La construcción de la novela me pareció particularmente interesante; ya que durante la primera mitad del libro, la voz dominante de la narrativa es la del “brujo”, describiendo su grandeza, sus rituales, y sus deseos de poder y violencia de formas que rozaban lo incómodo y lo perverso. La voz del brujo solidifica el tono confuso y embrollado de la narrativa, así como la posición corrupta de un gobierno aferrado al control de su imagen. Dentro de esta primera mitad, los personajes se mezclan unos con otros, los entornos son caóticos y abrumados, y la voz es una enviciada con narcisismo.

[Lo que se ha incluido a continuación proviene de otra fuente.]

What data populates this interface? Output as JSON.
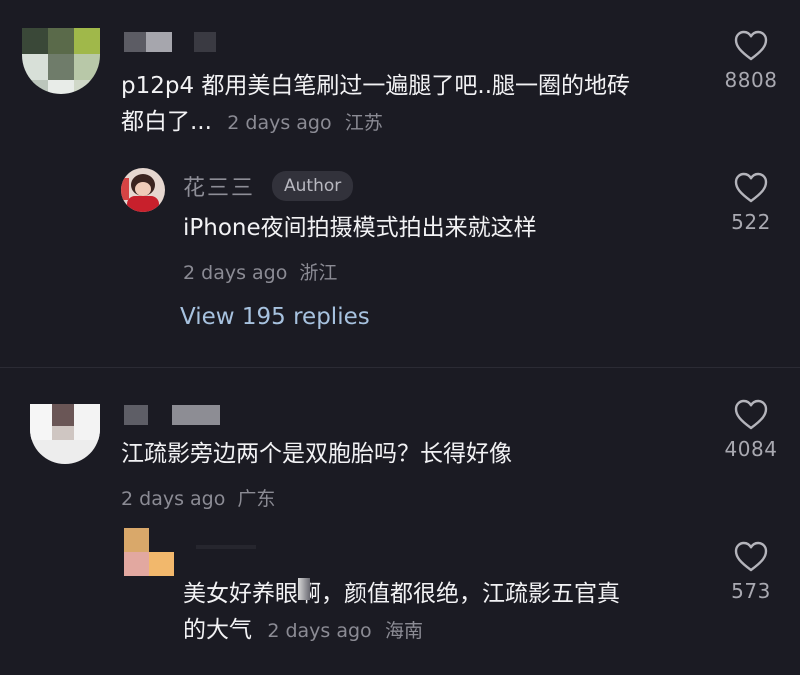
{
  "comments": [
    {
      "text": "p12p4 都用美白笔刷过一遍腿了吧..腿一圈的地砖都白了...",
      "text_line1": "p12p4 都用美白笔刷过一遍腿了吧..腿一圈的地砖",
      "text_line2": "都白了...",
      "time": "2 days ago",
      "location": "江苏",
      "likes": "8808",
      "username_censored": true,
      "reply": {
        "username": "花三三",
        "badge": "Author",
        "text": "iPhone夜间拍摄模式拍出来就这样",
        "time": "2 days ago",
        "location": "浙江",
        "likes": "522"
      },
      "view_replies": "View 195 replies"
    },
    {
      "text": "江疏影旁边两个是双胞胎吗？长得好像",
      "time": "2 days ago",
      "location": "广东",
      "likes": "4084",
      "username_censored": true,
      "reply": {
        "text_line1": "美女好养眼啊，颜值都很绝，江疏影五官真",
        "text_line2": "的大气",
        "time": "2 days ago",
        "location": "海南",
        "likes": "573"
      }
    }
  ],
  "colors": {
    "background": "#1b1b23",
    "text": "#f2f2f4",
    "meta": "#8b8b94",
    "link": "#a7c2df",
    "badge_bg": "#32323b"
  },
  "icons": {
    "like": "heart-outline-icon"
  }
}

Sin embargo, la prosa sufre un cambio inesperado a mitad del libro, donde Luisa Valenzuela se inserta en la narrativa: como ella misma, con nombre completo, en el proceso de escribir un libro que el lector ya estaba leyendo. El personaje narrativo de Valenzuela es el de una escritora tratando de producir una biografía del brujo, cautivada por su poder, por su influencia y por su maldad, y volviéndose simultáneamente víctima de la paranoia colectiva consecuencia de la superstición. La voz de Valenzuela es una opuesta a la del “brujo”: clara, concisa, poética, y que duda de si misma y de su poder. Cuestionando en repetidas ocasiones si es más estúpido creer que la literatura puede salvarnos de la opresión o que la literatura es una fuerza opresiva como todas las demás formas de lenguaje.

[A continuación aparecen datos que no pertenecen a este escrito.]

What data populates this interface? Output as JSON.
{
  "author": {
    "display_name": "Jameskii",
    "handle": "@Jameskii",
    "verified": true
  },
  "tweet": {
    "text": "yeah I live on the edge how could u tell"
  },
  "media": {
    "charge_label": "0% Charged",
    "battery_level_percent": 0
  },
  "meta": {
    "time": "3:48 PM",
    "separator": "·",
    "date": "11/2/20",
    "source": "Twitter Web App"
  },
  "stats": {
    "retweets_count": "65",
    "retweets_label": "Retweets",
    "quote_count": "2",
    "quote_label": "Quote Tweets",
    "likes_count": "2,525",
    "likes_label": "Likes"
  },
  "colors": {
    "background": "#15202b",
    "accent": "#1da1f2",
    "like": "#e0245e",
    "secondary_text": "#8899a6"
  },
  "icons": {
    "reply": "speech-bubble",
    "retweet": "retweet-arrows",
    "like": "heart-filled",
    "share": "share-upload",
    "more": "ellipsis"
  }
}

El leer este libro fue una experiencia abrumadora, que requirió atención, paciencia y un estómago preparado para la cantidad de violencia física, psicológica y sexual impuesta sobre las poblaciones rurales y disidentes. Sin embargo, la prosa de Valenzuela carga una creatividad lingüística que pocas veces he encontrado fuera de cuentos y poemas. La voz narrativa está llena de una honestidad incómoda y tentadora, lo que hace que la historia llame al lector a continuarla, aunque éste intente negarse.